Als het gaat om de factoren die de effectiviteit van samen­werken verklaren, dan is in de bestuurskundige literatuur inmiddels sprake van een lange lijst van factoren die ertoe lijken te doen. Hierin is wel een verschuiving te zien. Waar de nadruk eerst lag op structuur en context, is er nu meer aandacht voor de relationele/zachte factoren (e.g. Ansell & Gash, 2007). In de onderzoeken naar het sociaal domein en de regionale werkbedrijven zijn deze drie categorieën factoren onderzocht, terwijl het onderzoek naar triple-helixverbanden zich alleen heeft gericht op contextfactoren en relationele factoren. Voor de verdere selectie van factoren is in de drie onderzoeken als primair zoeklicht bestuurskundige literatuur over samenwerking gebruikt die aansluit bij de specifieke kenmerken van de betreffende samenwerkingsverbanden. Dat betekent dat die literatuur is gebruikt die zich specifiek richt op samenwerking tussen overheden in regio’s (e.g. Feiock, 2007; Hamilton, 2004) en in het geval van de onder­zoeken naar triple-helixverbanden en regionale werk­bedrijven daarnaast literatuur over publiek-private samenwerking in alliantievorm (e.g. Eversdijk, 2013).

Om inzicht te krijgen in de effectiviteit en de factoren die ertoe doen, zijn in de drie onderzoeken verschillende methoden gehanteerd. In alle gevallen zijn interviews gehouden met bestuurlijke en ambtelijke deelnemers aan de samen­werking. Binnen gemeenten zijn dit wethouders en de ambtelijke staf en binnen de andere organisaties overwegend bestuurders of directeuren van die organisaties en beleids­medewerkers. Documentenanalyse heeft daarnaast in de studies naar triple-helixverbanden en regionale werk­bedrijven zicht geboden op concrete resultaten. In de andere studie is tevens een online vragenlijst uitgezet onder de niet-geïnterviewde bestuurders en ambtenaren. In het geval van die laatste studie is tevens groepsmodelbouw als methode gehanteerd om zicht te krijgen op de onderlinge verbanden tussen de relevante factoren. Onder andere op basis van die groepsmodelbouw is de figuur tot stand gekomen die aan het einde van dit artikel wordt gepresenteerd.

Groepsmodelbouw

Groepsmodelbouw is met name geschikt om een complex en dynamisch probleem in kaart te brengen vanuit verschillende perspectieven (Rouwette et al., 2008). Tijdens een participatieve sessie bouwen deelnemers met elkaar een causaal model, dat bestaat uit redeneringen van specifieke oorzaken en gevolgen.
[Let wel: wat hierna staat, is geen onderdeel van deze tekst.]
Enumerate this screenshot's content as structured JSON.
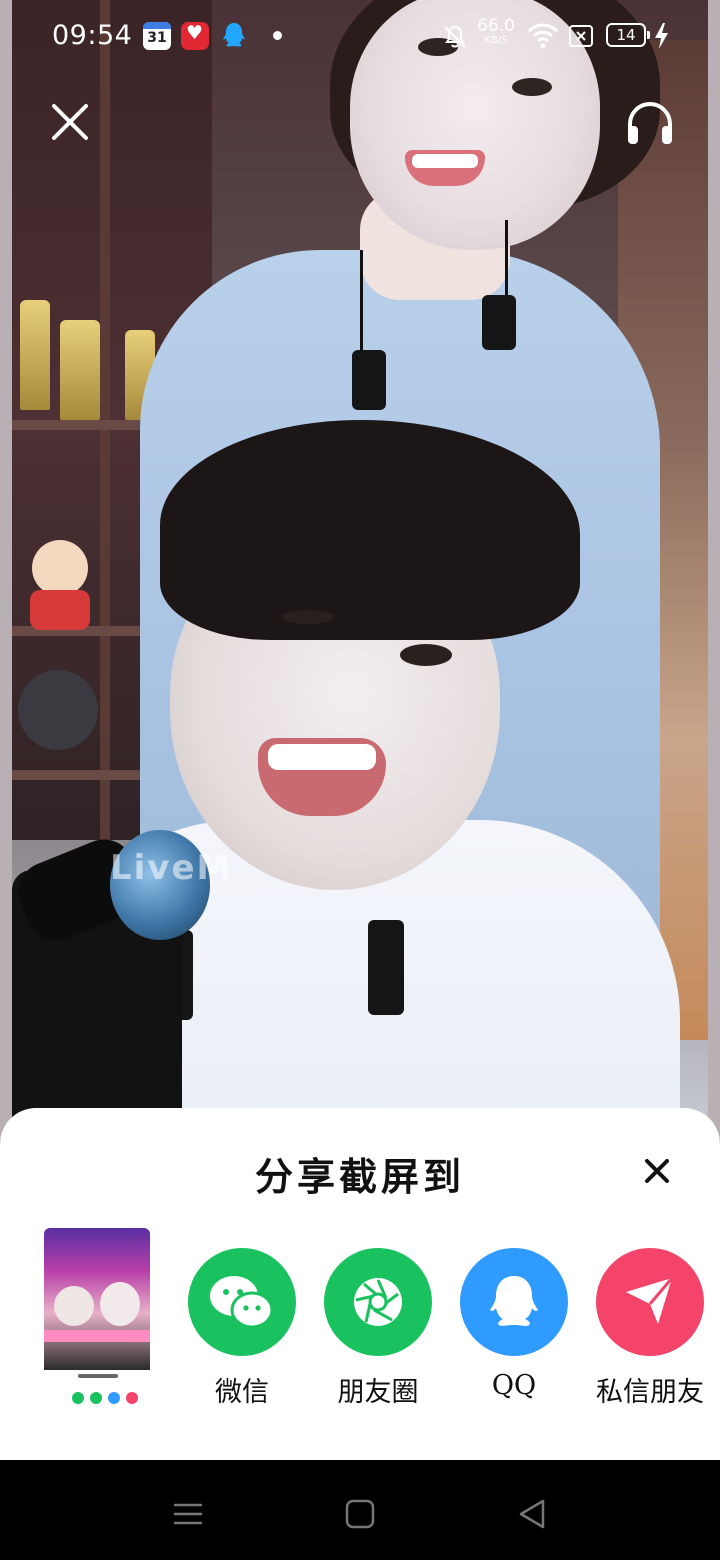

Doordat verschillende oorzaken en gevolgen met elkaar worden verbonden, worden de onderlinge verbanden tussen factoren die van invloed zijn op bepaalde fenomenen of processen zichtbaar gemaakt.Figuur: Verklaringsmodel effectiviteit regionale samenwerking (Bron: Van Genugten et al. 2017).

Structuur

Bij het aangaan van regionale samenwerking gaan de discussies vaak over structuur en vorm. Maar of het nu om de vorm, het aantal deelnemers en daarmee ook de heterogeniteit van de deelnemers of het takenpakket gaat, het lijkt er niet of nauwelijks toe te doen. De relatie lijkt eerder andersom te liggen. Dat zien we bijvoorbeeld in het sociaal domein als het gaat om de omvang van het takenpakket. Een omvangrijker takenpakket lijkt eerder het gevolg van effectieve samenwerking, dan een oorzaak: regio’s waarin de samenwerking als effectief wordt beschouwd, breiden het takenpakket eerder uit. Als het om andere structuurfactoren gaat, lijkt het er veel meer om te gaan hoe met deze structuurkenmerken wordt omgegaan. Dit zien we later terug bij andere factoren.

Context

Wel relevant is of de deelnemers een gedeeld belang hebben en in staat zijn een gezamenlijke doelstelling te formuleren. Of dat lukt, is onder meer afhankelijk van de sociale, economische en demografische homogeniteit in een regio en de compactheid van een gebied. Dit is bevorderend voor de samenwerking, omdat het in dat geval gemakkelijker is om tot overeenstemming te komen over gezamenlijke doelen en beleid en om alle deelnemers hiervoor enthousiast te krijgen. Overigens zien we hier een verschil tussen het bestuurlijk en uitvoerend niveau. Op bestuurlijk niveau lukt het vaak wel, omdat het veelal om abstracte doelen gaat. Zodra het om de uitvoering gaat, en het concreet wordt, wordt het lastiger. Het is daarom van belang dat deelnemers zich hiervan bewust zijn, zodat eventueel een stap terug kan worden gezet als besluitvorming lastig wordt, en met elkaar opnieuw de vraag kan worden gesteld en beantwoord waarom ook alweer wordt samengewerkt.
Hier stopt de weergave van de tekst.